Zimbabwe : la police a-t-elle torturé trois militantes du MDC ?

Le Mouvement pour le changement démocratique (MDC, en anglais), principal parti de l’opposition au Zimbabwe, accuse la police d’avoir arrêté et torturé trois de ses militantes. Accusation rejetée en bloc par les autorités qui nient toute implication dans ces actes.

« Ils nous ont emmenées au commissariat central et fait monter dans un camion noir. Ils nous ont ordonné de baisser la tête et nous ont frappées », a déclaré à la presse Cecilia Chimbiri, l’une des victimes, depuis son lit d’hôpital à Harare. En effet, mercredi dernier, alors qu’elles venaient de participer à un mouvement organisé pour protester contre les pénuries alimentaires devenues récurrentes dans le pays, les trois femmes ont été portées disparues. Battues et blessées, elles auraient été finalement abandonnées ce vendredi au bord d’une rue d’où elles ont été conduites à l’hôpital.

Mais la hiérarchie de la police nie toute implication dans l’arrestation et les sévices infligés aux trois femmes. Position soutenue par Nick Mangwana, secrétaire d’Etat à l’information qui a fait observer qu’en dépit de sa volonté de le faire, la police n’avait pas réussi à interroger les trois dames qui, à l’en croire, méritaient bien d’être interpellées parce qu’elles étaient tombées dans l’illégalité en violant les mesures de confinement imposées depuis quelques semaines. « Nous leur demandons de collaborer avec la police pour faire la lumière sur ce qui s’est passé », a-t-il laissé entendre.

La lumière sur cette affaire, les Zimbabwéens en ont besoin, particulièrement l’opposition dont le leader a dit avoir identifié, l’année dernière, 49 enlèvements de cette nature, sans que le Président Mnangagwa ne se soit prononcé ou n’ait demandé l’ouverture d’enquêtes.
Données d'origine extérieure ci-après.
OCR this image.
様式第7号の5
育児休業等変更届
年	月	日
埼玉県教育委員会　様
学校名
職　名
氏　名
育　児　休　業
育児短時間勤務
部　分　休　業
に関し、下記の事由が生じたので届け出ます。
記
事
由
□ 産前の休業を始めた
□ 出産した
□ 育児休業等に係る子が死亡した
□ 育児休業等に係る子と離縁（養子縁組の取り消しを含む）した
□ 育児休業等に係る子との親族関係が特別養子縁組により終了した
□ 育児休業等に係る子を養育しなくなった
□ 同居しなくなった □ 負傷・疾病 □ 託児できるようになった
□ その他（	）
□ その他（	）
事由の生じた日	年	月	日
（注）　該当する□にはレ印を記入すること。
C’est la raison pour laquelle Nelson Chamisa est persuadé que l’interpellation des militantes qui ont été « copieusement battues, frappées et agressées sexuellement », n’a pu se faire que sur ordre des autorités au plus haut niveau. « Ce qui est clair, c’est que ceux qui ont fait ça l’ont fait au nom de M. Mnangagwa », s’est-il indigné.

Depuis plusieurs années, le Zimbabwe s’est beaucoup illustré dans les répressions policières des actions de l’opposition. La situation semble aller de mal en pis depuis le départ de Robert Mugabe et l’installation d’Emmerson Mnangagwa, au grand dam de la majorité de la population qui aspirait à un régime véritablement démocratique.